About the artist
NINGSHU FANG
I was born in Shanghai in 1979, the first year of China’s One Child Policy. Like many of my peers from that generation, as an only child, I felt a deep sense of privilege, as if I was born for a purpose. At the time China was experiencing the aftermath of the chaotic Cultural Revolution, and my parents were obligated to work in an impoverished city in An Hui province. Not long after my first birthday, my parents sent me back to Shanghai to live with my grandparents for better living conditions and better education. My grandfather was a retired factory director, but suffered serious brain damage during the Cultural Revolution that left him with frequent seizures and symptoms of Alzheimers disease. My grandmother had been an art professor in the architecture department of Tong Ji University. She was an enthusiastic and beloved teacher to her students, and the very first teacher in my life.
My grandmother got me interested in art when I was in kindergarten. Even though there were no grand art exhibitions in Shanghai at the time, my grandmother never missed a chance to take me to see the work of local artists whenever she could. She would seek out all kinds of exhibitions and through them introduce me to different mediums of art, from watercolor to oil painting, and from sculpture to traditional Chinese artwork.
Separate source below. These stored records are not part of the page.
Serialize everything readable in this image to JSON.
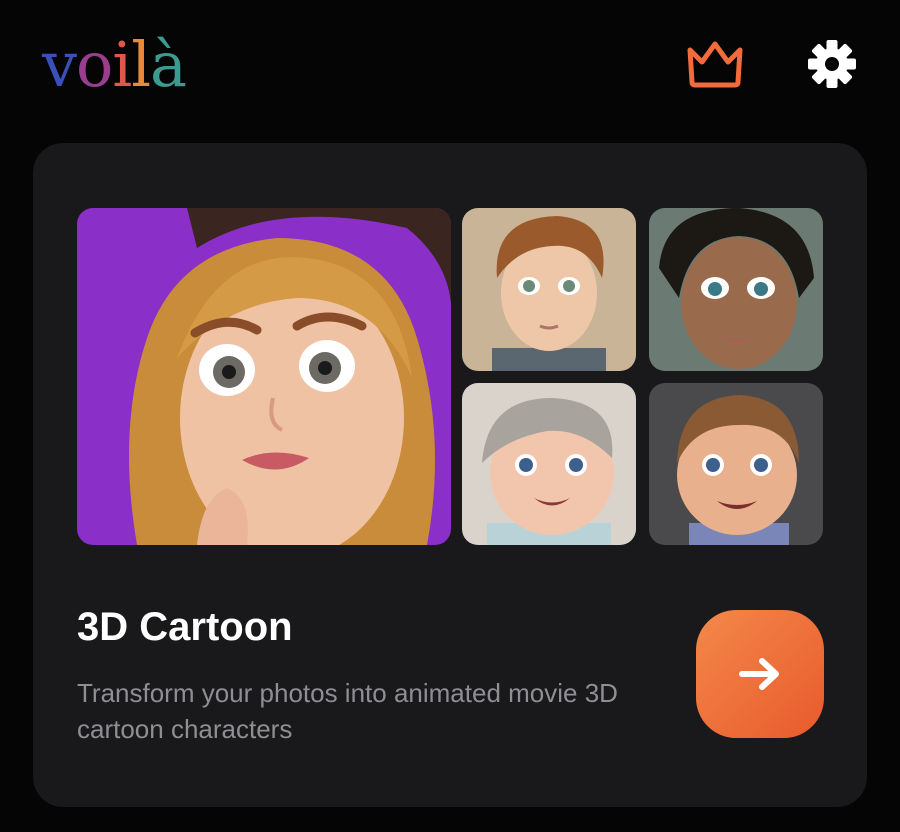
{
  "app": {
    "logo_letters": [
      {
        "char": "v",
        "color": "#3b4fb8"
      },
      {
        "char": "o",
        "color": "#9a3d8f"
      },
      {
        "char": "i",
        "color": "#e0574a"
      },
      {
        "char": "l",
        "color": "#e88a3a"
      },
      {
        "char": "à",
        "color": "#3a9b8e"
      }
    ]
  },
  "header": {
    "crown_icon": "crown-icon",
    "crown_color": "#f26b3a",
    "settings_icon": "gear-icon",
    "settings_color": "#ffffff"
  },
  "feature_card": {
    "title": "3D Cartoon",
    "description": "Transform your photos into animated movie 3D cartoon characters",
    "button_icon": "arrow-right-icon",
    "accent_color": "#ef6f3a",
    "preview_images": [
      {
        "name": "cartoon-woman-portrait",
        "background": "#8a2fc7"
      },
      {
        "name": "cartoon-boy-portrait",
        "background": "#c9b497"
      },
      {
        "name": "cartoon-girl-portrait",
        "background": "#6b7a72"
      },
      {
        "name": "cartoon-baby-portrait",
        "background": "#d9d3cc"
      },
      {
        "name": "cartoon-toddler-portrait",
        "background": "#4a4a4c"
      }
    ]
  }
}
We would stroll home and begin to sketch from our memory the pieces we found most interesting. In my memory, I always see my grandmother poised at her easel, painting flowers and birds on a large sheet of rice paper as the sunshine bathed her work in golden light. I’m there by her side, playing with her many brushes, and from time to time she takes my hand in hers and guides me as I practice my strokes. My passion for drawing and painting has never faded because my grandmother left that door opened enough for me to walk through and discover what lays beyond.
In the years that followed I was thrust into the traditional Chinese education system, but I kept my dream of becoming an artist alive. I would still draw and paint from time to time with the encouragement of my grandmother. In the 1980’s many of my parents’ generation were leaving China to find work in other countries, and in 1987 my parents’ student visas for Japan were approved. They left me and my grandparents not knowing when they would be back, and took with them a small suitcase filled with their dreams and just 300 dollars in their pocket. I remember my father’s words as he went: “study hard, otherwise there will be no future for you.”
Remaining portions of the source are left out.